Generally, the surrogate has no genetic link to the child, despite carrying and birthing the child.
In this instance, the surrogate is not the legal parent, and maybe the egg donor is not the legal parent, and maybe the sperm donor is not the legal parent – the parents are whoever are the intended parents following the birth of the child.
So what about sperm donors?
Can a male be an anonymous donor?
In New South Wales – no.
Once a child is born from a sperm donation, the IVF clinic that assisted in the process must by law, provide identifying details of the donor to the NSW health register, such that when the child is 18 they can access the identity of the sperm donor.

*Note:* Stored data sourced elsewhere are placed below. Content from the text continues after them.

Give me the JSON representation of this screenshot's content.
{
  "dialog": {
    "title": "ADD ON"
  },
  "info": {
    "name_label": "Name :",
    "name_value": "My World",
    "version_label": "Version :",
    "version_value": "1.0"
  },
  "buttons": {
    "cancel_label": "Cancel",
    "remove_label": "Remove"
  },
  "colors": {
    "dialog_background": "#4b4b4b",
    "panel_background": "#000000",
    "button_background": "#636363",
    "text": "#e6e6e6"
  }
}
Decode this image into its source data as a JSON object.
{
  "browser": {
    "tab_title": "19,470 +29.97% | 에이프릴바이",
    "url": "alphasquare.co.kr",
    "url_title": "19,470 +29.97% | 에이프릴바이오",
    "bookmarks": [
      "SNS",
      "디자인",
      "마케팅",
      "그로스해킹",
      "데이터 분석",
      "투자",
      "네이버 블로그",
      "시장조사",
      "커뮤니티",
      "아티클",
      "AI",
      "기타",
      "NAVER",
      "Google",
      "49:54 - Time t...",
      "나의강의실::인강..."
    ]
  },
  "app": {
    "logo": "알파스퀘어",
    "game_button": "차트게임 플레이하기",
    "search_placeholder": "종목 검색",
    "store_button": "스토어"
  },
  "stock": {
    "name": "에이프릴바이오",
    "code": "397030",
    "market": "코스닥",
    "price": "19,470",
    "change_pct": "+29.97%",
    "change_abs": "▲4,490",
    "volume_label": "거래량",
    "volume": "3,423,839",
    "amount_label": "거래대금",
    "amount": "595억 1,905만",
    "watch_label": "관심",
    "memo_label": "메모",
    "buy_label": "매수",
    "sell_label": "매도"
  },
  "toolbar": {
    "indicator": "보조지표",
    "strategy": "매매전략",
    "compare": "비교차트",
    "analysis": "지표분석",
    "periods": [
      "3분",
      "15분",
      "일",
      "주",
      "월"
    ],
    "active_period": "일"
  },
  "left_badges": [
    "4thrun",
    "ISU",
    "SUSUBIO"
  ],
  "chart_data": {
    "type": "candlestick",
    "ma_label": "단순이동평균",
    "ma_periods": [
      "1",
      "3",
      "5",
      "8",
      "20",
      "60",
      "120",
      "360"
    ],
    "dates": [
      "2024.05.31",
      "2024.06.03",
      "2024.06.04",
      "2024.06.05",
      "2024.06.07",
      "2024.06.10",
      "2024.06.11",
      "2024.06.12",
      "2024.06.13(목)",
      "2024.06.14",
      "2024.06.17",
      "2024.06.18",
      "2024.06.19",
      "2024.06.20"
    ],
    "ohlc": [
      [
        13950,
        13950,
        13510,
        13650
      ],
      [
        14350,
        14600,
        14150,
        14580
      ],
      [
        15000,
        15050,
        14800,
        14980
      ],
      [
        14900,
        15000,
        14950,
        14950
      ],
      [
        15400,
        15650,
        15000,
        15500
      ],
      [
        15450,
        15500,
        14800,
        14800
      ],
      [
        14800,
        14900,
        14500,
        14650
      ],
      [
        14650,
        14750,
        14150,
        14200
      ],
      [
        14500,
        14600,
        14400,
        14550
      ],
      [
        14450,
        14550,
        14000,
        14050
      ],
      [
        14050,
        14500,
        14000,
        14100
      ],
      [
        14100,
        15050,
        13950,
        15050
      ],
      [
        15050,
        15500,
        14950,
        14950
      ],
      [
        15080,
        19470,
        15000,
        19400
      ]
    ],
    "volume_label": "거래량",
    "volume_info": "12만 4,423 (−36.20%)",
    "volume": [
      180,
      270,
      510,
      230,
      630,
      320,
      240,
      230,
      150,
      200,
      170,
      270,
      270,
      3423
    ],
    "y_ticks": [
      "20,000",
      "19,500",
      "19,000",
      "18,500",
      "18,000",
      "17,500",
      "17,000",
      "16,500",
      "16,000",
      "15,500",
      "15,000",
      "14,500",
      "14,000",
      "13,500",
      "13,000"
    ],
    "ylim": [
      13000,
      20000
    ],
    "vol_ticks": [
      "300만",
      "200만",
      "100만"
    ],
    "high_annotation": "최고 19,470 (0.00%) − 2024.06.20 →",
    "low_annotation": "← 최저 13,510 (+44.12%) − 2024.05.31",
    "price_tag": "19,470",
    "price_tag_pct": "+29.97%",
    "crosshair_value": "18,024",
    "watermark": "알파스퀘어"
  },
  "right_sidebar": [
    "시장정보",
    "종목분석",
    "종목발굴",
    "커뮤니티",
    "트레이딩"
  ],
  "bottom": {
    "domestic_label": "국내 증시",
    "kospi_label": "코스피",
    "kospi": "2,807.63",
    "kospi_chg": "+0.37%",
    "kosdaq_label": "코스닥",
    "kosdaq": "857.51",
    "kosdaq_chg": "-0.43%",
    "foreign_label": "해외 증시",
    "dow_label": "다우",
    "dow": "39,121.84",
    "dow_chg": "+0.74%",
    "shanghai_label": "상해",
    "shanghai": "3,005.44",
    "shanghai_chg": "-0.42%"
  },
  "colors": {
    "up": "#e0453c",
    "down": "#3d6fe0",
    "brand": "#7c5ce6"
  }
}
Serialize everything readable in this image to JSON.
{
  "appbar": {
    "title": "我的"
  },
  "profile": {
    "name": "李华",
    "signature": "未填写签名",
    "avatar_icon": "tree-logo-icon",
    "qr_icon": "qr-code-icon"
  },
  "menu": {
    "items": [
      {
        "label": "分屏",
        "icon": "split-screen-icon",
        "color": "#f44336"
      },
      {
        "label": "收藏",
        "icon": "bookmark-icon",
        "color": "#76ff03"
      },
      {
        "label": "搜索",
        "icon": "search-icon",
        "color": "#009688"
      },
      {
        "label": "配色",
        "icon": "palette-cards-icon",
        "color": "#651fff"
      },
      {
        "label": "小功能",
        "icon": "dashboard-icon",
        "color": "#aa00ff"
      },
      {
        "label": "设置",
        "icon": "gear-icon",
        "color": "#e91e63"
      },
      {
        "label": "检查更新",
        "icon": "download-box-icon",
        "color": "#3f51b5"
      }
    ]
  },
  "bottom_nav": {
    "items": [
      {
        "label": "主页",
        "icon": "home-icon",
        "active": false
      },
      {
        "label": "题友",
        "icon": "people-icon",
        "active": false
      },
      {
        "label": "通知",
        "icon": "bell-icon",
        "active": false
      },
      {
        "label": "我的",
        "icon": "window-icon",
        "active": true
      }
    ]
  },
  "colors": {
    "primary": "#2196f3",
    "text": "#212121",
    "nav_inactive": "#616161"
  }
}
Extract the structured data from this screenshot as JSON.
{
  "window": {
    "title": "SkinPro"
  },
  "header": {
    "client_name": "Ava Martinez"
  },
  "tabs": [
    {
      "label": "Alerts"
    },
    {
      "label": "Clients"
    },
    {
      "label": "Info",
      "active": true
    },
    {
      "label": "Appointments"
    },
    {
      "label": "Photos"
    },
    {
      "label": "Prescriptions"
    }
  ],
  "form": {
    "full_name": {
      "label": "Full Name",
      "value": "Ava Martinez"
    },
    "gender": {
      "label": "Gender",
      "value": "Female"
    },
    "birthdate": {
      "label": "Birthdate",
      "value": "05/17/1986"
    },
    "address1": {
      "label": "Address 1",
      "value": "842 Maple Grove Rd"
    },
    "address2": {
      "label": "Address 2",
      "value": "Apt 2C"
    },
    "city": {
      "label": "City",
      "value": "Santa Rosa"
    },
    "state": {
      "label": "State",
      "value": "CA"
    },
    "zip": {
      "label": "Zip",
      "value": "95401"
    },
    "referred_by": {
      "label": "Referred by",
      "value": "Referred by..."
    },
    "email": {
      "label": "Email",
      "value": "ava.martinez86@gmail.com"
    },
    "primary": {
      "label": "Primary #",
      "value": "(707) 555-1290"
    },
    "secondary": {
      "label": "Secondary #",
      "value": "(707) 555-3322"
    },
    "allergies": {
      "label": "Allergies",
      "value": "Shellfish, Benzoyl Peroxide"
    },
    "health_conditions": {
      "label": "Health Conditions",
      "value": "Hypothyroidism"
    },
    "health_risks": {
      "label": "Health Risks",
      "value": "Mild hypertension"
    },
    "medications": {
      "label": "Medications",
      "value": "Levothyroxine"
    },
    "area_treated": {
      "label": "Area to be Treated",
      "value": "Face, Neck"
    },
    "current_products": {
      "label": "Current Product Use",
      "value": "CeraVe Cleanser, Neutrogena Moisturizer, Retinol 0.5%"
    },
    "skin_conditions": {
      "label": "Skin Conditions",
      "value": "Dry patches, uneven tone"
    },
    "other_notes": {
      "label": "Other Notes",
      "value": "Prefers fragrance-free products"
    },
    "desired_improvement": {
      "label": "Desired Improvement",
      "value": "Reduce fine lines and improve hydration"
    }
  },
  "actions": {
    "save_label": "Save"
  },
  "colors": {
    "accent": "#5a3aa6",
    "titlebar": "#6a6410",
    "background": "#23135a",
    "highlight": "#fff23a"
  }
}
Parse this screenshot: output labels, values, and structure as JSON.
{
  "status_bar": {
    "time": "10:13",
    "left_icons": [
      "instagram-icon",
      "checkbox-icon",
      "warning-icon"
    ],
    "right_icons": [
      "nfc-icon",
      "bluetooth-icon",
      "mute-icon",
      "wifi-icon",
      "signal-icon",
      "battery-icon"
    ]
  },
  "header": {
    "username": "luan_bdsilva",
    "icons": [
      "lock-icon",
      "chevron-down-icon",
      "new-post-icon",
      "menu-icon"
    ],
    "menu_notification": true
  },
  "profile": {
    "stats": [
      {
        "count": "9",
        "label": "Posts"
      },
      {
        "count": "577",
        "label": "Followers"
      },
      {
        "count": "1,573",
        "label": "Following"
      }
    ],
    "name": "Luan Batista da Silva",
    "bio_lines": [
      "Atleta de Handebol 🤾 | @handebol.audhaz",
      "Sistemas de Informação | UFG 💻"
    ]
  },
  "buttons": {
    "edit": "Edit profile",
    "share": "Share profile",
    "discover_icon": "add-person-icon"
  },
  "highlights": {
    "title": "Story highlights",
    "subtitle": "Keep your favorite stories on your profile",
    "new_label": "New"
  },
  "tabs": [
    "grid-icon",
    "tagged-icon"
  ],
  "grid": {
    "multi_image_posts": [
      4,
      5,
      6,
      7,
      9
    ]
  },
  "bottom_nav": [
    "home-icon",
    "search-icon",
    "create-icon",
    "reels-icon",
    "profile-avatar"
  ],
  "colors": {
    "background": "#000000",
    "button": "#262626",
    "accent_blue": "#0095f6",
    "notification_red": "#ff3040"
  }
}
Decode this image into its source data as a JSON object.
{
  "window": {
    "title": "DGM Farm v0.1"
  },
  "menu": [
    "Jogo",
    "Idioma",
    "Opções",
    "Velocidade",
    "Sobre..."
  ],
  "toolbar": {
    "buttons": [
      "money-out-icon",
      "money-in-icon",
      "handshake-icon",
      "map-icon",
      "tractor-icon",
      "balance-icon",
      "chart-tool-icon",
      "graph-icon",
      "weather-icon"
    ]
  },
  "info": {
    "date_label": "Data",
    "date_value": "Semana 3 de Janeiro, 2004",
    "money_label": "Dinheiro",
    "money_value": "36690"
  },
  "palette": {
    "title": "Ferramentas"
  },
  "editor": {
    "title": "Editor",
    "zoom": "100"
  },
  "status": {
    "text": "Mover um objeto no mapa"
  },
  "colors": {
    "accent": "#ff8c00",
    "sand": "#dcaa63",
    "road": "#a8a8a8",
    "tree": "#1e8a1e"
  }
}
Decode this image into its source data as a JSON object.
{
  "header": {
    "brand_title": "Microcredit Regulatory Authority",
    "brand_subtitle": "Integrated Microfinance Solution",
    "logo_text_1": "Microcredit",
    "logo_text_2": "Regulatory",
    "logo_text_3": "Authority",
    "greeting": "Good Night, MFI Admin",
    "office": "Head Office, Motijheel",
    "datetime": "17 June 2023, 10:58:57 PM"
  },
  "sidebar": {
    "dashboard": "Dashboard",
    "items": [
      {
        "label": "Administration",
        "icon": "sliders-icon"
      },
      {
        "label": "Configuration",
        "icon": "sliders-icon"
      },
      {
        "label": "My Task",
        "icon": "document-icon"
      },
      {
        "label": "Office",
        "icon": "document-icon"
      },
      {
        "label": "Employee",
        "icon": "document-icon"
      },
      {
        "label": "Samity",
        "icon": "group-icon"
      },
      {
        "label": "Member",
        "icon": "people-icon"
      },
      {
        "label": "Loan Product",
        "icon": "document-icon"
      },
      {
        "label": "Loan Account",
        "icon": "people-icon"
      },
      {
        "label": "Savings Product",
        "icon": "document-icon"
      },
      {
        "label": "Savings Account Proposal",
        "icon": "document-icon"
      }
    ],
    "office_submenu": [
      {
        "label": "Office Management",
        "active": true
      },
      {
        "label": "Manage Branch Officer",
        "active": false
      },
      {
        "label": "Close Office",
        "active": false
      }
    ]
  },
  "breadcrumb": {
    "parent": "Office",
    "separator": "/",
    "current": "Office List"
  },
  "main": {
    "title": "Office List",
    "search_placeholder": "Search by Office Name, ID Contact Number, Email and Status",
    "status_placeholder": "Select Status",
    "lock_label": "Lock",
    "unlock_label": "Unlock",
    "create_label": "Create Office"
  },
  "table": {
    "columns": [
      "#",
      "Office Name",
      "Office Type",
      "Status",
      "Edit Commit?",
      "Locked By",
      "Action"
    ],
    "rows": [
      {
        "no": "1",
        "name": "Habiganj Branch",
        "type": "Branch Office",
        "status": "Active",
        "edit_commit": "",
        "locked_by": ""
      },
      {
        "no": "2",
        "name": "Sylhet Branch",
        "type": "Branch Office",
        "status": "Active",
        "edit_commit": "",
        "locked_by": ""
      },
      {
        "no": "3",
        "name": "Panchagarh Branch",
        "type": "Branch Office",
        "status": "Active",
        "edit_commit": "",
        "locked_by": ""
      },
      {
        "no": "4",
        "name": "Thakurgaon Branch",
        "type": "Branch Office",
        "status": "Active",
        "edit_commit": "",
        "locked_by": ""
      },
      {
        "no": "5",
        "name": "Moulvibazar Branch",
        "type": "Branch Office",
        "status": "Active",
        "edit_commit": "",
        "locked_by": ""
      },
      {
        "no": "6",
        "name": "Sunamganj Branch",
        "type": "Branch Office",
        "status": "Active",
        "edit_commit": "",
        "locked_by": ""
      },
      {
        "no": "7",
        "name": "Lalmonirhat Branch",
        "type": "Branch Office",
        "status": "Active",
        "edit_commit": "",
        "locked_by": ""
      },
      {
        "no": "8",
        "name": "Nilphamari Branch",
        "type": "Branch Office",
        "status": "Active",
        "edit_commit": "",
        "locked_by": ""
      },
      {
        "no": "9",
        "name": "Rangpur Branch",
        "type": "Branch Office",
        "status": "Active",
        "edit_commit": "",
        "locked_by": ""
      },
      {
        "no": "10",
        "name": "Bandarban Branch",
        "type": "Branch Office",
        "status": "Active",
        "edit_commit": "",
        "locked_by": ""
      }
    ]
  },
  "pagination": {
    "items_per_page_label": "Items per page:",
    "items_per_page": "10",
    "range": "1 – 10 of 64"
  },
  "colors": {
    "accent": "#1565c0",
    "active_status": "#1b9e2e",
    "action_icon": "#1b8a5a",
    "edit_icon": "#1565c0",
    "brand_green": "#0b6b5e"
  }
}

This is because, most understandably, children born of sperm donation can experience distress about the lack of knowledge of their biological parents, and they have a right to know.
However, does the biological father have any obligation to make provision for that child in their will, and if excluded, could the donor-conceived individual have a claim on their biological father’s estate?
In NSW, if the sperm donor is not the married or de facto spouse of the birthing woman at the time of conception, the sperm donor is presumed not to be the child’s father.
Therefore, the biological sperm donor has no obligation to make provision in their will, nor could the biological child have a valid claim on the donor’s estate – because they are not a ‘legal child’ of the deceased.
However – if the sperm donor becomes actively involved in the child’s life, in a quasi-parental role – a grey area opens, and it is possible the sperm donor could be deemed the child’s father following a High Court case involving a sperm donor father.
This is a largely untested area.
Sound complicated? It certainly is!
This is why if you have a query about it, I suggest you obtain legal advice.